Aufsätze und Beiträge

Liebe Mitglieder, Landsleute und Freunde des Vereins!

Senden Sie uns Ihre Beiträge zur Veröffentlichung auf diesem Internetportal. Wir sind interessiert an Ihren Lebenserinnerungen, an persönlichen Erlebnissen und Eindrücken aus den Orten ihrer alten Heimat und natürlich auch an Begegnungen mit ihren Freunden.

Redaktionsschluss ist jeweils das Monatsende.

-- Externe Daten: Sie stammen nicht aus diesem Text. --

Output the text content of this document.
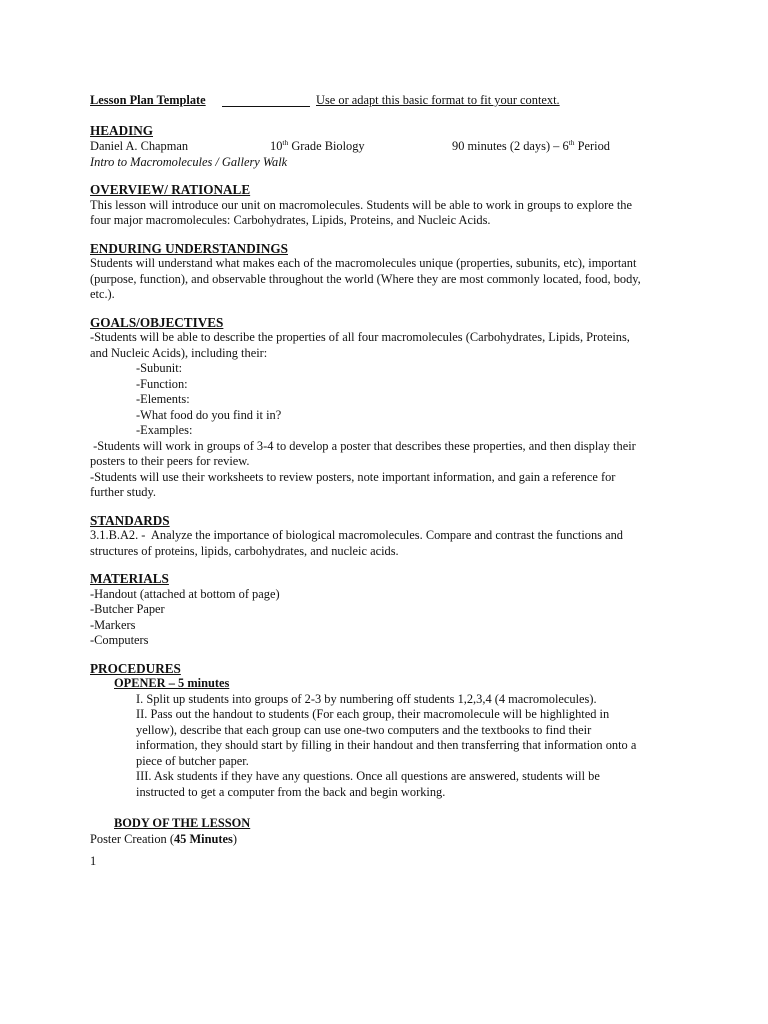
Lesson Plan Template	Use or adapt this basic format to fit your context.
HEADING
Daniel A. Chapman	10th Grade Biology	90 minutes (2 days) – 6th Period

Intro to Macromolecules / Gallery Walk

OVERVIEW/ RATIONALE

This lesson will introduce our unit on macromolecules. Students will be able to work in groups to explore the four major macromolecules: Carbohydrates, Lipids, Proteins, and Nucleic Acids.

ENDURING UNDERSTANDINGS

Students will understand what makes each of the macromolecules unique (properties, subunits, etc), important (purpose, function), and observable throughout the world (Where they are most commonly located, food, body, etc.).

GOALS/OBJECTIVES

-Students will be able to describe the properties of all four macromolecules (Carbohydrates, Lipids, Proteins, and Nucleic Acids), including their:

-Subunit:

-Function:

-Elements:

-What food do you find it in?

-Examples:

-Students will work in groups of 3-4 to develop a poster that describes these properties, and then display their posters to their peers for review.

-Students will use their worksheets to review posters, note important information, and gain a reference for further study.

STANDARDS

3.1.B.A2. -  Analyze the importance of biological macromolecules. Compare and contrast the functions and structures of proteins, lipids, carbohydrates, and nucleic acids.

MATERIALS

-Handout (attached at bottom of page)

-Butcher Paper

-Markers

-Computers

PROCEDURES
OPENER – 5 minutes

I. Split up students into groups of 2-3 by numbering off students 1,2,3,4 (4 macromolecules).

II. Pass out the handout to students (For each group, their macromolecule will be highlighted in yellow), describe that each group can use one-two computers and the textbooks to find their information, they should start by filling in their handout and then transferring that information onto a piece of butcher paper.

III. Ask students if they have any questions. Once all questions are answered, students will be instructed to get a computer from the back and begin working.

BODY OF THE LESSON

Poster Creation (45 Minutes)

1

Bei den Zuarbeiten kann es sich um zwei Formen handeln:
  1. um kurze Informationen zur Vertriebenenarbeit (Veranstaltungen): Art, Zeit, Ort, ein Bild
  2. um Aufsätze und Berichte im Umfang von max. 30 Zeilen (12pt) als Word-Datei, dazu ein bis zwei Bilder

Der Betreiber des Internetportals „www.vertriebene-in-sachsen.de“ behält sich das Recht vor, das zur Veröffentlichung bestimmte Material zu kürzen und gegebenenfalls redaktionell zu bearbeiten.

Worte des Dankes und der Anerkennung anlässlich des Todes von Irmtraud und Prof. Dr. Winfried Schirotzek

Irmtraud und Prof. Dr. Winfried Schirotzek sind am 14. Oktober 2021 verstorben. Die Vertriebenen und Spätaussiedler in Sachsen und der Schlesischen Lausitz trauern um sie. Wir haben gute Freunde und Mitstreiter verloren, denen wir viel zu verdanken haben.

Irmtraut, genannt Ira, Schirotzek wurde am 11. Mai 1939 in Glogau/Schlesien geboren. Ihre Mutter flüchtete mit ihren kleinen Kindern nach Chemnitz. Im Anschluss an Ihr Chemiestudium arbeitete sie in der Lebensmittelüberwachung. Nach dem Erwerb
weiterer wissenschaftlicher Qualifikationen war sie in einem medizinischen Forschungsinstitut als Patentassessorin tätig.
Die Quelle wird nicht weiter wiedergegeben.